The New York Times ponders a seeming imponderable:
AT first glance, the numbers released by the Census Bureau last week showing a precipitous drop in Detroit’s population — 25 percent over the last decade — seem to bear a silver lining: most of those leaving the city are blacks headed to the suburbs, once the refuge of mid-century white flight.
But a closer analysis of the data suggests that the story of housing discrimination that has dominated American urban life since the early 20th century is far from over. In the Detroit metropolitan area, blacks are moving into so-called secondhand suburbs: established communities with deteriorating housing stock that are falling out of favor with younger white homebuyers. If historical trends hold, these suburbs will likely shift from white to black — and soon look much like Detroit itself, with resegregated schools, dwindling tax bases and decaying public services.
And why might that be? How do these urban dystopias continue to keep sprouting up around the country? Since we obviously know that all people are the same everywhere, what could possibly explain this bizarre tendency towards economic disintegration and social breakdown that appears to follow blacks around like an inexplicable curse?
The unusual thing about the NYT article is the way it avoids playing the usual racism card. When it mentions the way in which “the city’s whites fought what they called the “Negro invasion” with every tool at their disposal”, it doesn’t frame the description of the historical resistance with the usual delegitimizing codewords, probably because the historical fears of Detroit’s white populace were ultimately proven to underestimate the negative consequences of the Great Migration. I doubt even the most pessimistic white racist could have imagined the decrepit state to which Detroit has declined in 60 years.
The article is somewhat amusing in how it laments the fate of the black recon elements. “Much to their chagrin, many new black suburbanites found that integration was just a phase between when the first blacks moved in and the last whites took their children out of the public schools.” One would think that black people who don’t want to live with black people should understand that white people don’t want to live with them either.

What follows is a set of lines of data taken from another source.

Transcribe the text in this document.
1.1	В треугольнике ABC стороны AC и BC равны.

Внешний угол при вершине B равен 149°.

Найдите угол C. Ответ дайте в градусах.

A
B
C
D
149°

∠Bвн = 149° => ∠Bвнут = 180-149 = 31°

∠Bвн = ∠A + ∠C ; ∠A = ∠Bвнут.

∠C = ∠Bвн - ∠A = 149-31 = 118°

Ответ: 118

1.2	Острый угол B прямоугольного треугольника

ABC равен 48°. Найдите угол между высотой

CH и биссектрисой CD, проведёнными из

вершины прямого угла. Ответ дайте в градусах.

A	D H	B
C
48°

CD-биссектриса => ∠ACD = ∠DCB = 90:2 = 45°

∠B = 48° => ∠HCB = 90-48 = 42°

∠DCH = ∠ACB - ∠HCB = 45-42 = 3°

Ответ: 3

In society after society, the same pattern is repeated. Majority populations will tolerate a minority population up to a certain point, which is somewhere between two and ten percent of the population. More than that and the minority population will begin to demand societal modifications to suit itself by virtue of its size, at which point the majority population will quite reasonably begin to react in a distinctly hostile manner. If there is room to retreat, the majority population will retreat. If there is not, there will either be violence or the eventual disappearance of the erstwhile majority population.
But keep in mind that the trends ebb and flow. In the nineteenth century, it was thought that the black race was on a demographic decline to extinction. In the twenty-first, it is sometimes assumed that the white race is. Neither is likely true, and now that the Hispanic population exceeds the black population in the United States, the monochromatic lens through which most race relations are viewed is increasingly irrelevant.
The dream isn’t deferred, it is simply impossible because it is nothing more than a delusion that one racial populations will behave in exactly the same manner as another one. Since this has never happened yet in the recorded history of the human race, it seems more than a little quixotic to believe that because individuals have surmounted their racial, ethnic, and cultural differences, entire populations not only can, but will.